New Zealand engineers from Beca are working on the tallest building in the southern hemisphere, the US$1 billion Signature Tower in Jakarta.
The five-year job involves engineering for all the building services for the 111-storey structure that will be twice the height of Auckland's Sky Tower.
At 638m tall it will be one of only 60 buildings worldwide over 300m in height.
The world's tallest building Burj Khalifa at Dubai is 828m.
Signature Tower is the focal point of the district being developed by Indonesian company PT Grahamas Adisentosa.
Beca's technical director Simon Longuet-Higgins has been working for the company on projects in Indonesia since 1984, including several stints living in Jakarta with his family.

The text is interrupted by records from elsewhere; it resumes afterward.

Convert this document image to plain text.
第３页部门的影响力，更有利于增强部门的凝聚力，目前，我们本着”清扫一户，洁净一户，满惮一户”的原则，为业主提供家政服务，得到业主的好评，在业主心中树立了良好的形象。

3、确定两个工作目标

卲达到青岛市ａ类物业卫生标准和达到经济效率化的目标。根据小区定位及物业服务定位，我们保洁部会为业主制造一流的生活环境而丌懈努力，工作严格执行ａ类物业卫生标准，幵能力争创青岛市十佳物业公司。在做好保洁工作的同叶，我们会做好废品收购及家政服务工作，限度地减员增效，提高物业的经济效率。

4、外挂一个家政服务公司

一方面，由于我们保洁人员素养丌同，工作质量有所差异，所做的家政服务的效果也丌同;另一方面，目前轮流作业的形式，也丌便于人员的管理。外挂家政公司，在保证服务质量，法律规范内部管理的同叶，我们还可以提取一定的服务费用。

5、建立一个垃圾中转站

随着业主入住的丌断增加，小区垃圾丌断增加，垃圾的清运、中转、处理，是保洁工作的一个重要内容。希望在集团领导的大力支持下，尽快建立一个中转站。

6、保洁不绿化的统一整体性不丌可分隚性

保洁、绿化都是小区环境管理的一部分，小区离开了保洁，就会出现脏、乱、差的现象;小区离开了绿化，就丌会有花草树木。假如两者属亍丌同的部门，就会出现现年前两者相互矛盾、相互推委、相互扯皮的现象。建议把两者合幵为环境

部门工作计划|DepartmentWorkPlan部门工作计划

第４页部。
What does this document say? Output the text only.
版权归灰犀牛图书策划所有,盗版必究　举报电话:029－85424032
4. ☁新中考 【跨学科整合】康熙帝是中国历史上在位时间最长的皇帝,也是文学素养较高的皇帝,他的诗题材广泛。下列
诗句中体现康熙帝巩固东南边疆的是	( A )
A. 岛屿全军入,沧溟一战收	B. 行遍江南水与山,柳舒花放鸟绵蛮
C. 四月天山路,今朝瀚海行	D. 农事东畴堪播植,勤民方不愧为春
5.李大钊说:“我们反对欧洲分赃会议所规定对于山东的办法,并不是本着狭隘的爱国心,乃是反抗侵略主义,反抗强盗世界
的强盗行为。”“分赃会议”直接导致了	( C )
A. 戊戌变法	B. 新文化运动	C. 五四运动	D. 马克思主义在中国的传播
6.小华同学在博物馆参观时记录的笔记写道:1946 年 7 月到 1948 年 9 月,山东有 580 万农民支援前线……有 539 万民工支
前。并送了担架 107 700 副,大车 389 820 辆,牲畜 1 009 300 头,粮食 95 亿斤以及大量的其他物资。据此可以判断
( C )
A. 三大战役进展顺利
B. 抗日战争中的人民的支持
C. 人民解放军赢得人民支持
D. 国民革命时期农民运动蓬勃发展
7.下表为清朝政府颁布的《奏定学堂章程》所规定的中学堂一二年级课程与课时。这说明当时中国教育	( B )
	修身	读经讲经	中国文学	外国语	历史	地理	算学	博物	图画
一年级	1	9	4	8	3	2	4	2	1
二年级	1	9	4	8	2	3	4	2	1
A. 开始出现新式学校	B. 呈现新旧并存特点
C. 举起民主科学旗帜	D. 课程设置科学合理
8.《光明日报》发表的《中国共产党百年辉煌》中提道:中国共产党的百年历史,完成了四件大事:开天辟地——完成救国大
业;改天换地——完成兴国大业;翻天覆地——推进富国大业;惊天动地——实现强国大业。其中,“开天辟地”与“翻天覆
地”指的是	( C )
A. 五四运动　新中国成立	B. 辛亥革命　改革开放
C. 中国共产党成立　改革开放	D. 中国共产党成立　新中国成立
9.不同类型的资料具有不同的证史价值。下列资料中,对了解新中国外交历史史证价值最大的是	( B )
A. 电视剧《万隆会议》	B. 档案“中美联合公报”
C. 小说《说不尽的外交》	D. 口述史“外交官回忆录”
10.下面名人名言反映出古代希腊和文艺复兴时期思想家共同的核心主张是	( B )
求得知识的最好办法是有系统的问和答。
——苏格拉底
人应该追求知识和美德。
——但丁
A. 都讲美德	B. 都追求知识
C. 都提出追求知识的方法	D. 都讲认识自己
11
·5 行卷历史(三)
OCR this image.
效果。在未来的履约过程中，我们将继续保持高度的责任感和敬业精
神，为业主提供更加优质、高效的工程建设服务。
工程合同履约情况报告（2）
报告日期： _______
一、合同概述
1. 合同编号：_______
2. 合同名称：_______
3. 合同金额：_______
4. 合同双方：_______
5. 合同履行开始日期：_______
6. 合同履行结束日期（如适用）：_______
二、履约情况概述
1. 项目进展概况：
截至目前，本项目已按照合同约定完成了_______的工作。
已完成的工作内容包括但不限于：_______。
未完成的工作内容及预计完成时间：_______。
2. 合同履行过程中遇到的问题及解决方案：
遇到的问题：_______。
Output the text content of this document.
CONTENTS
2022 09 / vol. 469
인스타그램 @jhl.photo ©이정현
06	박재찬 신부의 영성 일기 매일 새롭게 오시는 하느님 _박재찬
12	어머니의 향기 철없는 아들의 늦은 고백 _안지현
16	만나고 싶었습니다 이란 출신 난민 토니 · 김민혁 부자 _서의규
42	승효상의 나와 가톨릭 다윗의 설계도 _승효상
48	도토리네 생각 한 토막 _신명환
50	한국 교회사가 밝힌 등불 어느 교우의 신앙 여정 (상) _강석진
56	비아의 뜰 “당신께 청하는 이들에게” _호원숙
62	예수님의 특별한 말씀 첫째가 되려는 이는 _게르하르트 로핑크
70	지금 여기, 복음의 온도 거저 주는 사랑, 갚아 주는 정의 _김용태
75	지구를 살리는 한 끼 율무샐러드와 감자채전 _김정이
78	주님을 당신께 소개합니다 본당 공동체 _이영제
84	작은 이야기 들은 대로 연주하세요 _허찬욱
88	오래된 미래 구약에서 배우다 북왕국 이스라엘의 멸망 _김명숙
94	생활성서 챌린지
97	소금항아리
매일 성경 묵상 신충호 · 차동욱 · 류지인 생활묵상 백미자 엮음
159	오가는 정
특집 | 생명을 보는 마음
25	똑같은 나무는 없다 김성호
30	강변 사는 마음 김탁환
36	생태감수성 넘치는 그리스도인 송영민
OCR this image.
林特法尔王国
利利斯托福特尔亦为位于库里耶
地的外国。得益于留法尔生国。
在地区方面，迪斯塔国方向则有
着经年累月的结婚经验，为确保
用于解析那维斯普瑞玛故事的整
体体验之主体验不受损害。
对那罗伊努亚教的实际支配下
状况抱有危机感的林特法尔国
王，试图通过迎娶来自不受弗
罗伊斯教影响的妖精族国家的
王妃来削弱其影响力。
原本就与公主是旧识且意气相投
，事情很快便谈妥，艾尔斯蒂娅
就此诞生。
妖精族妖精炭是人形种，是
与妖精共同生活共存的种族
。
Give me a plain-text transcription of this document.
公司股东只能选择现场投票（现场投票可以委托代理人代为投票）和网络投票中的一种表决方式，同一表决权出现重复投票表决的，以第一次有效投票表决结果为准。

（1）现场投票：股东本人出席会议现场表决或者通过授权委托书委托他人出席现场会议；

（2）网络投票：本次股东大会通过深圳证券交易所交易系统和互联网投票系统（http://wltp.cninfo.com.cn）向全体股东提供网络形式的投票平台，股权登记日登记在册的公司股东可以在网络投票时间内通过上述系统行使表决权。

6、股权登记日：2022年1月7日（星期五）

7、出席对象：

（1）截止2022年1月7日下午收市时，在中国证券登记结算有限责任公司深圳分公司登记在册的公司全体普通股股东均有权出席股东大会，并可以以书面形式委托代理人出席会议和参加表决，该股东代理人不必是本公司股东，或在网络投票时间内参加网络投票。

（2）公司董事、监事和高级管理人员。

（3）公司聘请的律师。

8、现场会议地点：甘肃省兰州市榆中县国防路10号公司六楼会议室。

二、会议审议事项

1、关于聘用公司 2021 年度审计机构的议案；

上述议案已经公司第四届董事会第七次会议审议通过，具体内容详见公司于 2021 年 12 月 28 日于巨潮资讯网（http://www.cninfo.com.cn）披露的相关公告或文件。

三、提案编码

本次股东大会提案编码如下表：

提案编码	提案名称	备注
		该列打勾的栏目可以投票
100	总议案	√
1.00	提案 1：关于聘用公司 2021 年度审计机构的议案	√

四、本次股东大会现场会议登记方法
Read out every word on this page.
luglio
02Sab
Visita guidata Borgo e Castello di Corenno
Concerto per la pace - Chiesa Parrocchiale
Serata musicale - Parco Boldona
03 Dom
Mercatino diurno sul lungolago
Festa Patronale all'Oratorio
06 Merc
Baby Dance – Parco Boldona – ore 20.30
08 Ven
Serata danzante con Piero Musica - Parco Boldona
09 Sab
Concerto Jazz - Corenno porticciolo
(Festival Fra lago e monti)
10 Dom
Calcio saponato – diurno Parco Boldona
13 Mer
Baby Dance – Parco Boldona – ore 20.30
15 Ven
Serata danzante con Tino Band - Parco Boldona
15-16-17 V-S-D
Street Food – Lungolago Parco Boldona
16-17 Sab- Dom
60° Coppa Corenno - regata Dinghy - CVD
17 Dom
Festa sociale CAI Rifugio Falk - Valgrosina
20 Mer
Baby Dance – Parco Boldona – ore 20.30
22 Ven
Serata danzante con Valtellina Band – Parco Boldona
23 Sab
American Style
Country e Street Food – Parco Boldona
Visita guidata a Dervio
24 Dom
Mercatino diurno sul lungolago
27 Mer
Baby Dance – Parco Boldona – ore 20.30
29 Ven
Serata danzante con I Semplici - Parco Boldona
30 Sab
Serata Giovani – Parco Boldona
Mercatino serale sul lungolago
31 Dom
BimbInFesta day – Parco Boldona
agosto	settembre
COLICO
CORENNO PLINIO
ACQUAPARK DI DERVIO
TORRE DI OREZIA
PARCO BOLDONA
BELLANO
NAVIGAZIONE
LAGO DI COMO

He recently worked with the same developer on the Marriott, Ritz-Carlton and Pacific Palace hotels, all in Jakarta, where Beca employs 50 local engineers.
"It is the tallest tower we have worked on. Essentially the building is five stacked on top of one another so you engineer it from a services perspective as five buildings. The tricky bit is joining them all together. There is some pretty high pressure pipe work because you've got to pump water to the top of the building," Longuet-Higgins said.
"Because it's so tall you get a thing called stack effect. If you've got a shaft that goes the whole way up the building you get huge volumes of air moving through just because of the different pressures and temperatures between the top and bottom of the building. Generally, you just apply good engineering and if you do that then it all works."
The building includes its own wastewater treatment plant and generators to produce 100 per cent of the electricity it will use to combat the water shortages and weak infrastructure in Jakarta.
Longuet-Higgins will travel to Jakarta every six weeks to meet the other parties working on the building.